以高斯为基底进行图形学光栅化的改进是一种很好的思路,但是我感觉要做很长时间的实验才能够work
limitation
(1)aggressive densification 在indoor环境下通过importance Gaussian保留下来的Guassian较多,具有较高的storage占用,他这里说是为了保持indoor场景下floor和wall的渲染质量,也确实和重要性剪枝相对应
(2)多次visualization culling导致了大量的memory占用
Simplification过程通过修改cuda实现,必然会导致大量的memory占用
Densification过程通过重要性实现,必然会导致在某些场景上过度Densification
个人思考
mini-splatting是没有实现通用的Densification,这里实现了通用的Densification,可是在storage上面又出现了问题
正如Mini-Splatting simplification所做,尝试在某些特定的阶段进行simplication也许可以进一步达到Gaussian number、render quality和optimization speed的trade-off?

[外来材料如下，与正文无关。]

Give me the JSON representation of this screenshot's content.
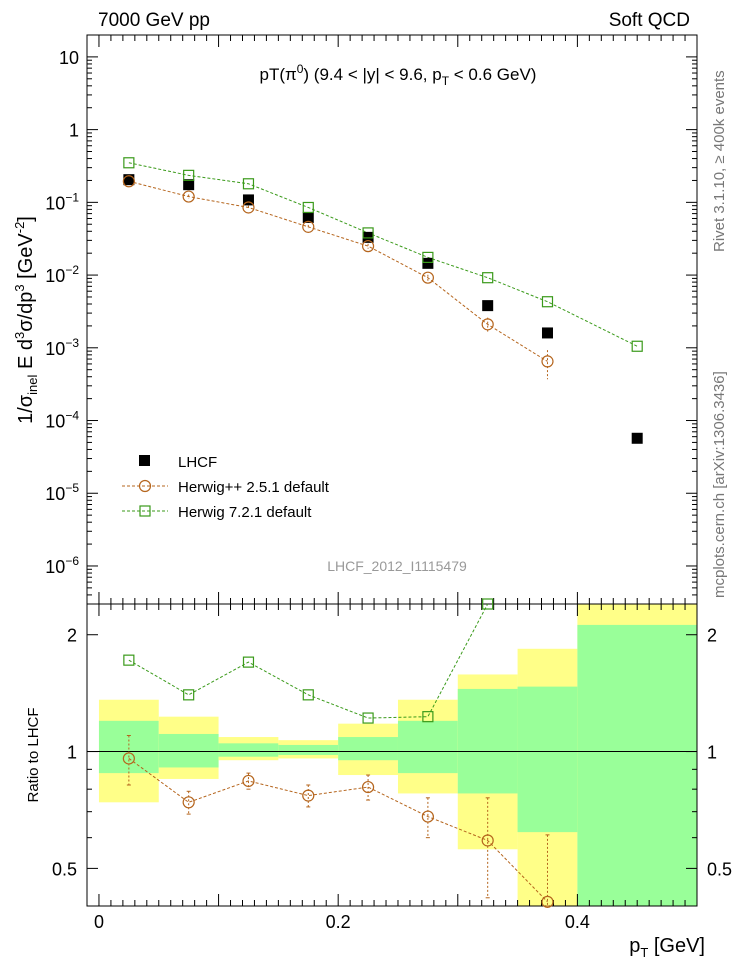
{
  "header": {
    "left": "7000 GeV pp",
    "right": "Soft QCD"
  },
  "side_labels": {
    "rivet": "Rivet 3.1.10, ≥ 400k events",
    "mcplots": "mcplots.cern.ch [arXiv:1306.3436]"
  },
  "analysis_tag": "LHCF_2012_I1115479",
  "colors": {
    "lhcf": "#000000",
    "herwigpp": "#b5651d",
    "herwig7": "#3a9a1a",
    "band_inner": "#99ff99",
    "band_outer": "#ffff88"
  },
  "chart_data": [
    {
      "type": "scatter",
      "panel": "main",
      "title": "pT(π⁰) (9.4 < |y| < 9.6, pT < 0.6 GeV)",
      "title_parts": {
        "a": "pT(π",
        "a_sup": "0",
        "b": ") (9.4 < |y| < 9.6, p",
        "b_sub": "T",
        "c": " < 0.6 GeV)"
      },
      "ylabel": "1/σinel E d³σ/dp³ [GeV⁻²]",
      "ylabel_parts": {
        "p1": "1/σ",
        "p1_sub": "inel",
        "p2": " E d",
        "p2_sup": "3",
        "p3": "σ/dp",
        "p3_sup": "3",
        "p4": " [GeV",
        "p4_sup": "-2",
        "p5": "]"
      },
      "yscale": "log",
      "ylim": [
        3e-07,
        20
      ],
      "xlim": [
        -0.01,
        0.5
      ],
      "y_tick_labels": [
        "10",
        "1",
        "10⁻¹",
        "10⁻²",
        "10⁻³",
        "10⁻⁴",
        "10⁻⁵",
        "10⁻⁶"
      ],
      "y_tick_values": [
        10,
        1,
        0.1,
        0.01,
        0.001,
        0.0001,
        1e-05,
        1e-06
      ],
      "y_tick_texts": [
        {
          "base": "10",
          "exp": ""
        },
        {
          "base": "1",
          "exp": ""
        },
        {
          "base": "10",
          "exp": "−1"
        },
        {
          "base": "10",
          "exp": "−2"
        },
        {
          "base": "10",
          "exp": "−3"
        },
        {
          "base": "10",
          "exp": "−4"
        },
        {
          "base": "10",
          "exp": "−5"
        },
        {
          "base": "10",
          "exp": "−6"
        }
      ],
      "legend_position": "bottom-left",
      "series": [
        {
          "name": "LHCF",
          "style": "filled-square",
          "x": [
            0.025,
            0.075,
            0.125,
            0.175,
            0.225,
            0.275,
            0.325,
            0.375,
            0.45
          ],
          "y": [
            0.205,
            0.175,
            0.108,
            0.062,
            0.033,
            0.0145,
            0.0038,
            0.0016,
            5.7e-05
          ]
        },
        {
          "name": "Herwig++ 2.5.1 default",
          "style": "open-circle-dashed",
          "x": [
            0.025,
            0.075,
            0.125,
            0.175,
            0.225,
            0.275,
            0.325,
            0.375
          ],
          "y": [
            0.195,
            0.12,
            0.085,
            0.046,
            0.025,
            0.0092,
            0.0021,
            0.00065
          ],
          "yerr": [
            0.02,
            0.008,
            0.005,
            0.003,
            0.002,
            0.0009,
            0.0005,
            0.00028
          ]
        },
        {
          "name": "Herwig 7.2.1 default",
          "style": "open-square-dashed",
          "x": [
            0.025,
            0.075,
            0.125,
            0.175,
            0.225,
            0.275,
            0.325,
            0.375,
            0.45
          ],
          "y": [
            0.35,
            0.235,
            0.18,
            0.085,
            0.038,
            0.0175,
            0.0092,
            0.0043,
            0.00105
          ]
        }
      ]
    },
    {
      "type": "line",
      "panel": "ratio",
      "ylabel": "Ratio to LHCF",
      "xlabel": "pT [GeV]",
      "xlabel_parts": {
        "a": "p",
        "a_sub": "T",
        "b": " [GeV]"
      },
      "yscale": "log",
      "ylim": [
        0.4,
        2.4
      ],
      "xlim": [
        -0.01,
        0.5
      ],
      "x_ticks": [
        0,
        0.2,
        0.4
      ],
      "x_tick_labels": [
        "0",
        "0.2",
        "0.4"
      ],
      "y_ticks": [
        0.5,
        1,
        2
      ],
      "y_tick_labels": [
        "0.5",
        "1",
        "2"
      ],
      "bands": {
        "bins": [
          [
            0.0,
            0.05
          ],
          [
            0.05,
            0.1
          ],
          [
            0.1,
            0.15
          ],
          [
            0.15,
            0.2
          ],
          [
            0.2,
            0.25
          ],
          [
            0.25,
            0.3
          ],
          [
            0.3,
            0.35
          ],
          [
            0.35,
            0.4
          ],
          [
            0.4,
            0.5
          ]
        ],
        "inner_low": [
          0.88,
          0.91,
          0.97,
          0.98,
          0.95,
          0.88,
          0.78,
          0.62,
          0.4
        ],
        "inner_high": [
          1.2,
          1.11,
          1.05,
          1.04,
          1.09,
          1.2,
          1.45,
          1.47,
          2.12
        ],
        "outer_low": [
          0.74,
          0.85,
          0.95,
          0.96,
          0.87,
          0.78,
          0.56,
          0.4,
          0.4
        ],
        "outer_high": [
          1.36,
          1.23,
          1.09,
          1.07,
          1.18,
          1.36,
          1.58,
          1.84,
          2.4
        ]
      },
      "series": [
        {
          "name": "Herwig++ 2.5.1 default",
          "x": [
            0.025,
            0.075,
            0.125,
            0.175,
            0.225,
            0.275,
            0.325,
            0.375
          ],
          "y": [
            0.96,
            0.74,
            0.84,
            0.77,
            0.81,
            0.68,
            0.59,
            0.41
          ],
          "yerr": [
            0.14,
            0.05,
            0.04,
            0.05,
            0.06,
            0.08,
            0.17,
            0.2
          ]
        },
        {
          "name": "Herwig 7.2.1 default",
          "x": [
            0.025,
            0.075,
            0.125,
            0.175,
            0.225,
            0.275,
            0.325
          ],
          "y": [
            1.72,
            1.4,
            1.7,
            1.4,
            1.22,
            1.23,
            2.4
          ]
        }
      ]
    }
  ]
}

延续mini-splatting的结合高斯权重mask的simplification。visibility culling是一个很容易想到的思路,可是毕竟是三维重建,固定视图流程的culling势必会导致memory overhead。
尝试不同方法的simplification,或者是降低culling频率,总之是尝试更好的和Gaussian相适应的simplification?
这里他说的优化早期迭代,确实是解决了3DGS早期Gaussian under-restruction的问题,
单纯 depth reinitialization 和 aggressive densification似乎比较突兀?